The creative process was the opposite of the obsessive, torturous deconstruction of the last session. It was gentle, meditative, an act of quiet reflection. He wasn't trying to capture the sound of a panic attack. He was trying to capture the sound of a quiet, rainy afternoon spent alone with a memory.

He started with the piano. He found the simple, repetitive four-chord progression and played it over and over, letting its heavy, looping quality become a form of meditation. It was the sound of a thought you can't shake, a memory that plays on a constant, quiet loop in the back of your mind. He recorded it with a single, close microphone, capturing the soft, felted thud of the hammers hitting the strings, the gentle creak of the sustain pedal. He wanted it to feel intimate, like someone was playing in the same room as the listener.

Next, the vocal. He set up the microphone, but instead of standing, he remained seated at the piano. He sang the lyrics quietly, his voice recorded close to the mic, full of breath and texture and the subtle, human imperfections that the ghost's producer-brain would have normally tried to erase. He wasn't performing; he was thinking out loud. He let his voice crack slightly, let the sadness color the notes, let the weariness show through.

As he worked, layering the simple elements of the track, his internal monologue revealed a new, more mature understanding of his own emotional landscape. The ghost was quiet, observing, its usual clinical analysis replaced by a kind of respectful stillness. The boy was in control, navigating his own pain with a new, quiet wisdom.

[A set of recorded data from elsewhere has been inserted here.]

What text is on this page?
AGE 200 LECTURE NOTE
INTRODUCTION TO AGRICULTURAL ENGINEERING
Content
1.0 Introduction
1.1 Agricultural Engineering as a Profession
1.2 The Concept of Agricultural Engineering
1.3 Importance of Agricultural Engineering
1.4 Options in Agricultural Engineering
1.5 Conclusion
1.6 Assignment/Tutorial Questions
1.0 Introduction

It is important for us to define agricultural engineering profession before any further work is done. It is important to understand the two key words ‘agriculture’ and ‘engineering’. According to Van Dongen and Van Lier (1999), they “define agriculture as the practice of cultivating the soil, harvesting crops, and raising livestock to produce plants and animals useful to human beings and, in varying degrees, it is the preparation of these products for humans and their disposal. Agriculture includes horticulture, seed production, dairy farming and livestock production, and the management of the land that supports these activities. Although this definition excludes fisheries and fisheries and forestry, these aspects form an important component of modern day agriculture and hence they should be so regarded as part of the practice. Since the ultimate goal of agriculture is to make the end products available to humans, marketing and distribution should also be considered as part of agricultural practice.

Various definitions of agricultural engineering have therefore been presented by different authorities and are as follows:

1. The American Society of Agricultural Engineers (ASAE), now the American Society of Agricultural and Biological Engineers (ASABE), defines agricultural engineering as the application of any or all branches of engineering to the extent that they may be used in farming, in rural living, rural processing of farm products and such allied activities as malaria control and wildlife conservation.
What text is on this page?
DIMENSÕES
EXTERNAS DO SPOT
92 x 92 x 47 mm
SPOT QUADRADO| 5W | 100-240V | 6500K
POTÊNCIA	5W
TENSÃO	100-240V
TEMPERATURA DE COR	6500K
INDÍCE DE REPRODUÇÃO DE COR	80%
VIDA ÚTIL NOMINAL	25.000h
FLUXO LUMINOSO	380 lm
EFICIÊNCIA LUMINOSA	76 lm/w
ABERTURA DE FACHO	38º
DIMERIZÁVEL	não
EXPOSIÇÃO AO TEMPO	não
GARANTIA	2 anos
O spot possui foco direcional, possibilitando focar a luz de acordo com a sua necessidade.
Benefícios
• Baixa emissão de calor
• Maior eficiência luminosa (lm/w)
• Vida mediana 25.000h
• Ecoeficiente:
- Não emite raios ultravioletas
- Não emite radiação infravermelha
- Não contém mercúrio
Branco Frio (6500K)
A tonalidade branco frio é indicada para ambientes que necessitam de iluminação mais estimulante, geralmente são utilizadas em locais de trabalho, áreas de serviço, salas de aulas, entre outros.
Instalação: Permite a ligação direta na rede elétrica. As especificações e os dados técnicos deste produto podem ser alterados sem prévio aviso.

Grief isn't a single event, he thought, as he listened back to the first vocal take. It's a landscape. A place you learn to live in. "Before You Go" was the earthquake, the violent, ground-shattering moment when the world broke apart. "How to Save a Life" was the aftershock, the desperate, frantic search for answers in the immediate aftermath. But this… this was the long, quiet work of walking through the rubble. Of learning the new shape of the world. Of noticing the silence where there used to be a voice.

He decided the song needed one more layer. Not another instrument, but more of himself. He went back to the microphone and began to record backing vocals. He didn't create complex, soaring harmonies. He just sang simple, sustained notes, layering his own voice on top of itself again and again, pitching some tracks down, others up, until he had created a soft, ethereal choir of his own melancholy thoughts. It was a subtle, almost subliminal effect, a sonic representation of the internal nature of this new grief, of a loneliness that was populated only by the echoes of his own voice.

He spent the rest of the afternoon mixing the track, his movements slow and deliberate. He kept the arrangement stark, resisting every instinct to add more, to fill the empty spaces. The empty space was the point. The finished song was a study in minimalism: the looping piano, the breathy, intimate lead vocal, and the ghostly choir of his own layered voice breathing in the background. It didn't have the immediate, gut-punch impact of his previous tributes. It wasn't a song for the radio or for an awards show. It was a slow burn, a quiet, contemplative piece of music designed to be listened to alone, in a quiet room, on a rainy day.

When he was done, he uploaded it to the distribution portal without a second thought. He didn't text Claire for a press release. He didn't draft a social media announcement. He simply scheduled it to go live at midnight, with no promotion, no fanfare. It wasn't an event. It was a quiet offering, a page from his journal he was choosing to share.

He leaned back in his chair, the last rays of the afternoon sun slanting across the room, illuminating the dust motes still dancing in the air. The song was a true and honest reflection of where he was now: no longer drowning, no longer raging, just… bruised. And for the first time, he had the quiet, startling thought that maybe, just maybe, bruises could heal.